Plaintiffs lawyers began suing nonprofit religious employers in 2013, arguing that their pension plans did not qualify as “church plans” that are exempt from the insurance premiums, requirements and protections of the federal Employee Retirement Income Security Act.
Cohen Milstein and Keller Rohrback have urged the justices not to review lower court decisions. The three federal appeals courts—the Third, Seventh and Ninth circuits—agreed with the plaintiffs’ interpretation that only pension plans “established by a church” are entitled to the church-plan exemption under the Employee Retirement Income Security Act, or ERISA. Advocate Health Care is based in Illinois, Dignity Health in California and Saint Peter’s in New Jersey.

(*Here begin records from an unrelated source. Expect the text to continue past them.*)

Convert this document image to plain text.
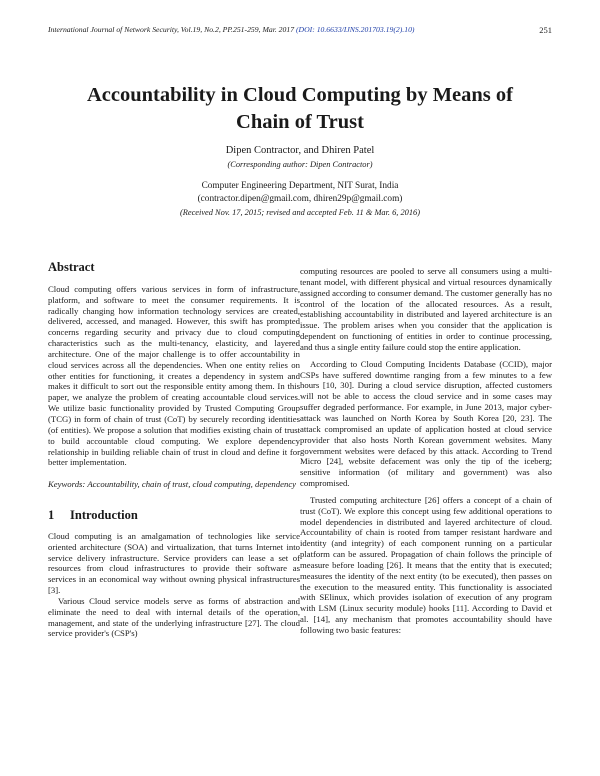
International Journal of Network Security, Vol.19, No.2, PP.251-259, Mar. 2017 (DOI: 10.6633/IJNS.201703.19(2).10)	251
Accountability in Cloud Computing by Means of
Chain of Trust
Dipen Contractor, and Dhiren Patel
(Corresponding author: Dipen Contractor)
Computer Engineering Department, NIT Surat, India
(contractor.dipen@gmail.com, dhiren29p@gmail.com)
(Received Nov. 17, 2015; revised and accepted Feb. 11 & Mar. 6, 2016)
Abstract

Cloud computing offers various services in form of infrastructure, platform, and software to meet the consumer requirements. It is radically changing how information technology services are created, delivered, accessed, and managed. However, this swift has prompted concerns regarding security and privacy due to cloud computing characteristics such as the multi-tenancy, elasticity, and layered architecture. One of the major challenge is to offer accountability in cloud services across all the dependencies. When one entity relies on other entities for functioning, it creates a dependency in system and makes it difficult to sort out the responsible entity among them. In this paper, we analyze the problem of creating accountable cloud services. We utilize basic functionality provided by Trusted Computing Group (TCG) in form of chain of trust (CoT) by securely recording identities (of entities). We propose a solution that modifies existing chain of trust to build accountable cloud computing. We explore dependency relationship in building reliable chain of trust in cloud and define it for better implementation.

Keywords: Accountability, chain of trust, cloud computing, dependency

1 Introduction

Cloud computing is an amalgamation of technologies like service oriented architecture (SOA) and virtualization, that turns Internet into service delivery infrastructure. Service providers can lease a set of resources from cloud infrastructures to provide their software as services in an economical way without owning physical infrastructures [3].

Various Cloud service models serve as forms of abstraction and eliminate the need to deal with internal details of the operation, management, and state of the underlying infrastructure [27]. The cloud service provider's (CSP's)

computing resources are pooled to serve all consumers using a multi-tenant model, with different physical and virtual resources dynamically assigned according to consumer demand. The customer generally has no control of the location of the allocated resources. As a result, establishing accountability in distributed and layered architecture is an issue. The problem arises when you consider that the application is dependent on functioning of entities in order to continue processing, and thus a single entity failure could stop the entire application.

According to Cloud Computing Incidents Database (CCID), major CSPs have suffered downtime ranging from a few minutes to a few hours [10, 30]. During a cloud service disruption, affected customers will not be able to access the cloud service and in some cases may suffer degraded performance. For example, in June 2013, major cyber-attack was launched on North Korea by South Korea [20, 23]. The attack compromised an update of application hosted at cloud service provider that also hosts North Korean government websites. Many government websites were defaced by this attack. According to Trend Micro [24], website defacement was only the tip of the iceberg; sensitive information (of military and government) was also compromised.

Trusted computing architecture [26] offers a concept of a chain of trust (CoT). We explore this concept using few additional operations to model dependencies in distributed and layered architecture of cloud. Accountability of chain is rooted from tamper resistant hardware and identity (and integrity) of each component running on a particular platform can be assured. Propagation of chain follows the principle of measure before loading [26]. It means that the entity that is executed; measures the identity of the next entity (to be executed), then passes on the execution to the measured entity. This functionality is associated with SElinux, which provides isolation of execution of any program with LSM (Linux security module) hooks [11]. According to David et al. [14], any mechanism that promotes accountability should have following two basic features:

The plaintiffs firms contend that “hundreds of church-associated hospital conglomerates, often at the urging of ‘gotcha’ benefit consultants, have in recent decades exploited a misreading of ERISA to lower their costs by claiming church-plan status for plans that had been operated—correctly—as ERISA plans.” Those plans, Cohen Milstein’s Karen Handorf said in a brief, now are often substandard, underfunded—and no church stands behind them.